Urban pluvial flooding—surface water flooding caused by rainfall that exceeds the capacity of drainage infrastructure—is intensifying worldwide as climate change delivers more extreme precipitation events to cities with ever-expanding impervious surfaces. The traditional engineering response (bigger pipes, deeper drains) is reaching its limits of cost and practicality. A new paradigm couples "grey" engineering infrastructure with "green" nature-based solutions to create urban water management systems that absorb, filter, and gradually release stormwater rather than racing it to the nearest river.
Park, Kim, and Yun (2024) investigate the optimal network structure of coupled green-grey infrastructure, comparing centralized layouts (large green spaces like parks and wetlands at key points) with decentralized layouts (small green interventions distributed throughout the urban fabric). Their hydrological modeling reveals that decentralized structures outperform centralized ones for moderate rainfall events because they intercept runoff at its source before it can accumulate. However, centralized structures are more effective for extreme events because they provide large-volume storage that distributed small interventions cannot match. The optimal strategy, predictably, is a combination—but the study goes further by showing that the spatial connectivity between green and grey elements matters as much as their individual capacity. Disconnected green patches provide local attenuation but no systemic resilience; connected green-grey networks create redundant flow paths that maintain function even when individual components are overwhelmed.

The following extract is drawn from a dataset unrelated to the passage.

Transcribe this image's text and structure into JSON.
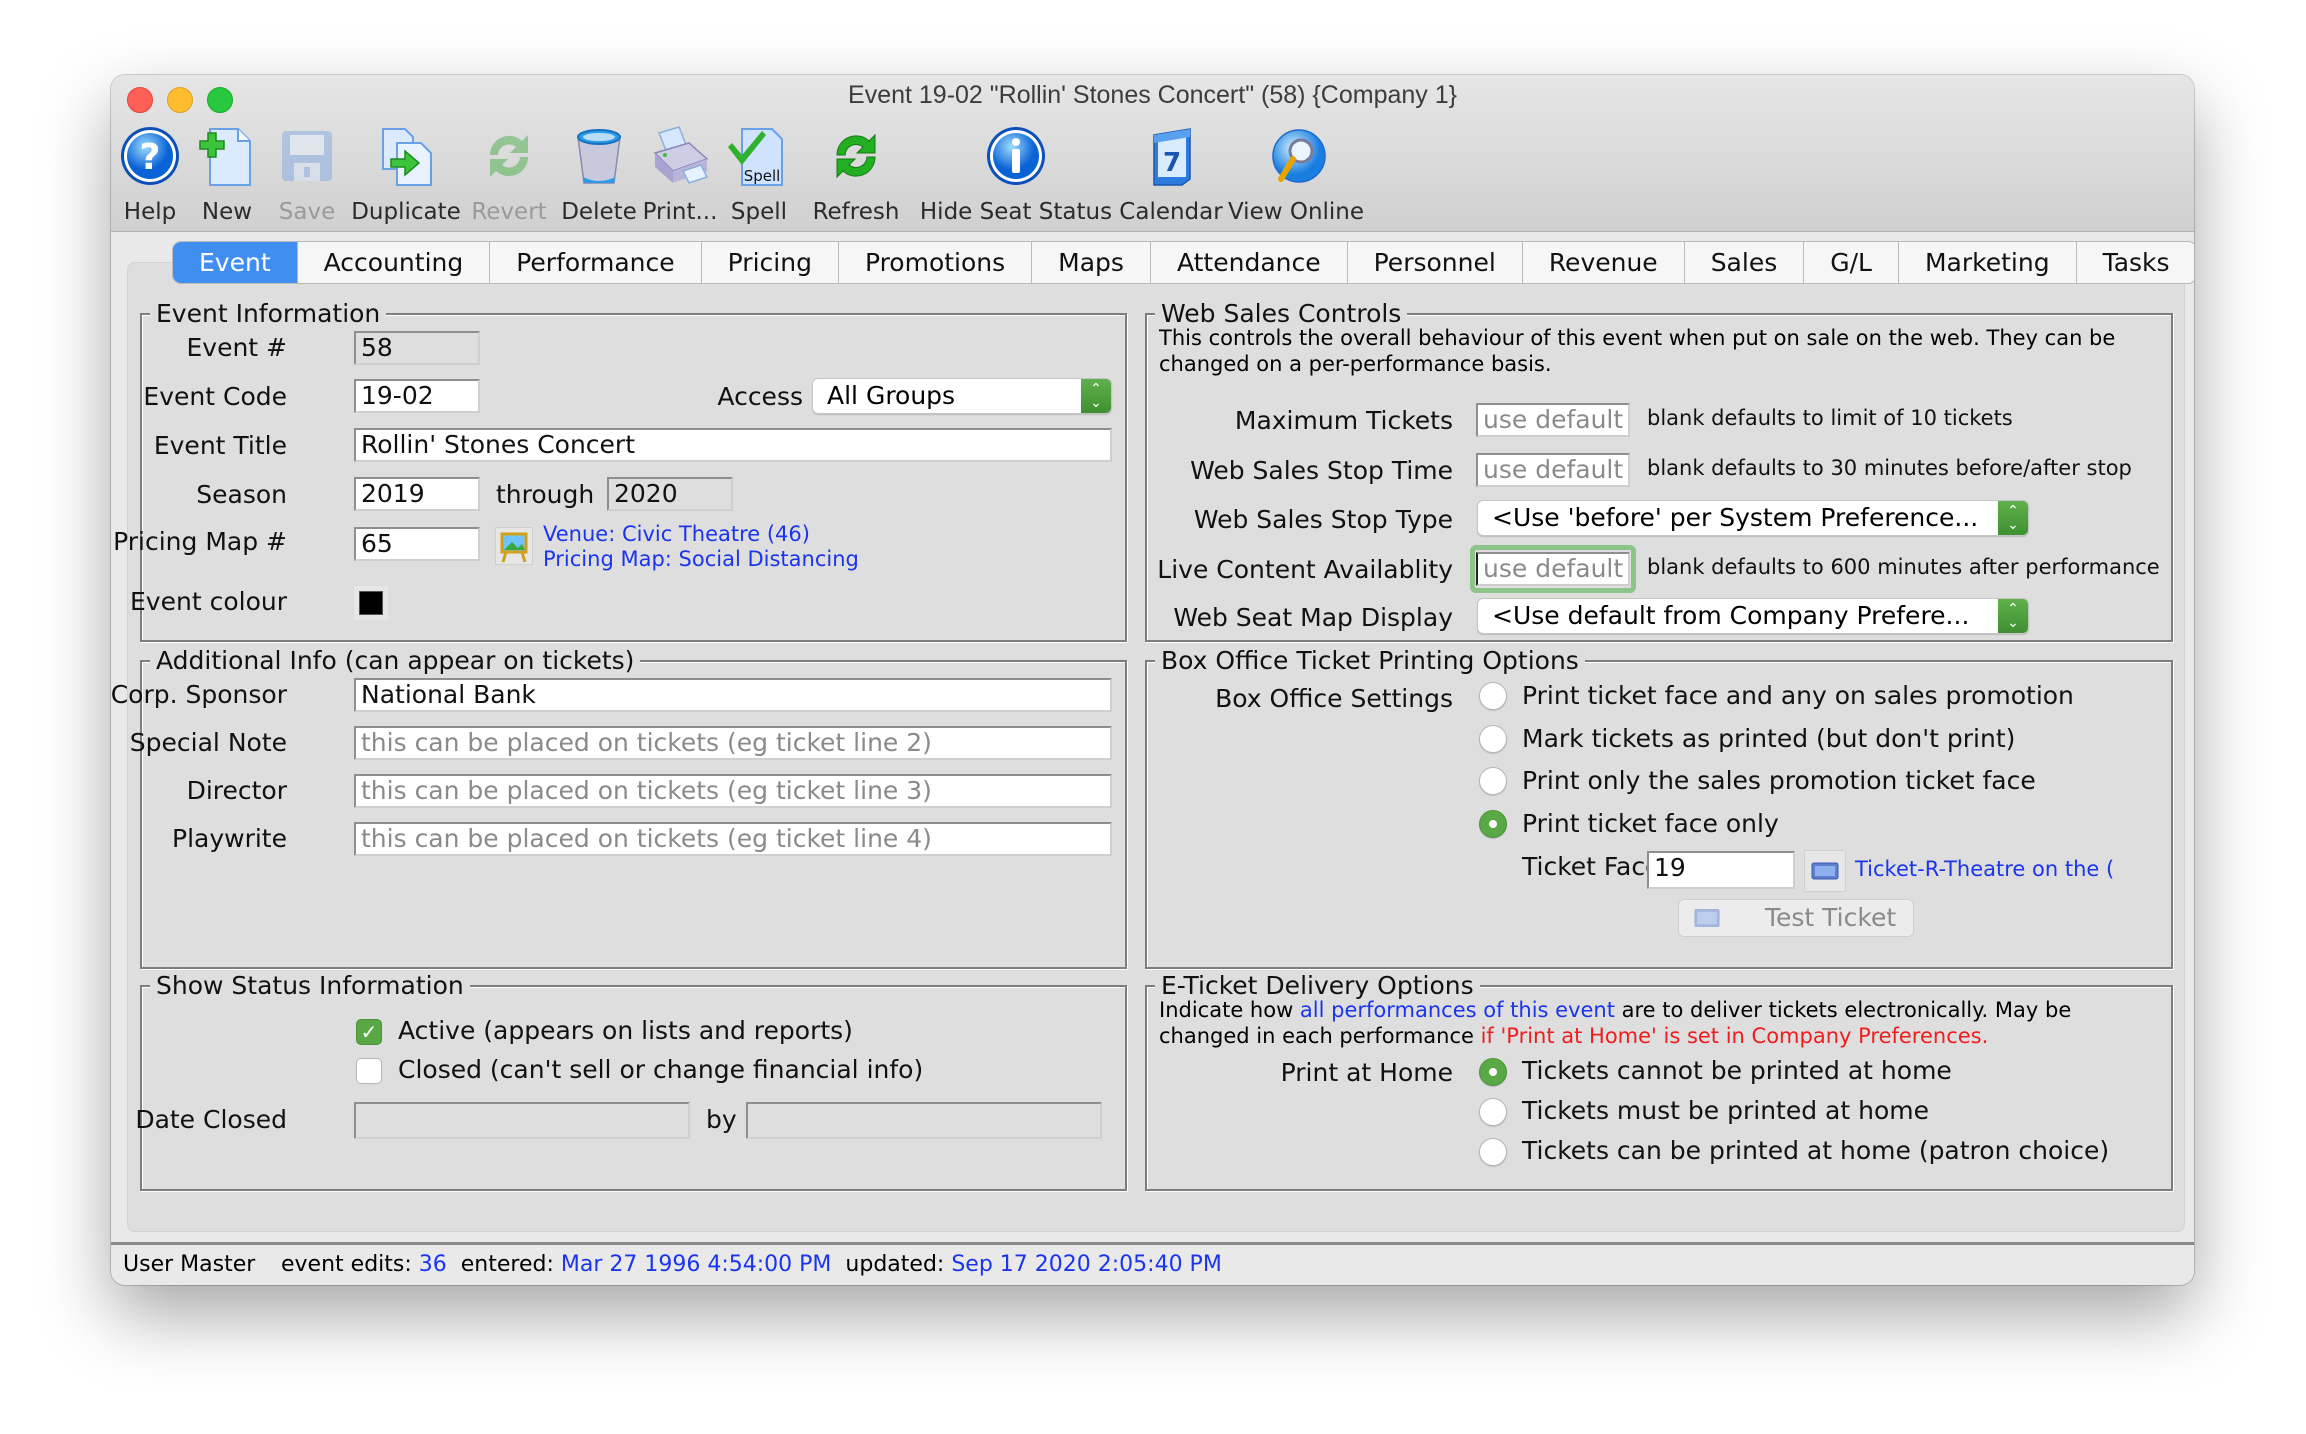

Liu and Zhang (2025) examine the role of urban green spaces specifically in flood disaster management, finding that green spaces serve multiple functions beyond simple water absorption: they slow overland flow through surface roughness, promote infiltration through permeable soils, provide temporary storage in depressed areas, and reduce peak flows through evapotranspiration. The study quantifies these functions across different types of green space (parks, street trees, green roofs, permeable pavements) and finds that their flood reduction benefits are often undervalued in cost-benefit analyses because the benefits are diffuse and accrue across multiple city systems (flood protection, air quality, mental health, urban cooling). A full accounting of green space co-benefits makes the economic case for green infrastructure substantially stronger than flood-only analyses suggest.
Wang, Zhao, and Xiong (2025) advance the planning methodology with a multi-objective optimization framework that balances flood reduction, cost efficiency, and environmental performance under uncertain future climate scenarios. Their framework allows planners to explore the trade-off frontier: at what cost does a given level of flood protection become achievable, and how does that cost change under different rainfall intensity projections? The uncertainty analysis is critical because infrastructure designed for today's rainfall may be inadequate for tomorrow's storms, and over-designing for extreme scenarios is prohibitively expensive. The framework identifies "robust" solutions that perform acceptably across a range of climate scenarios rather than optimally under any single scenario—a design philosophy that trades peak performance for reliability.
The practical message for urban planners is clear: the cities that will weather the coming decades of intensifying rainfall are those that treat water as a design element rather than a disposal problem, and that invest in integrated green-grey systems before the next flood makes the investment decision for them.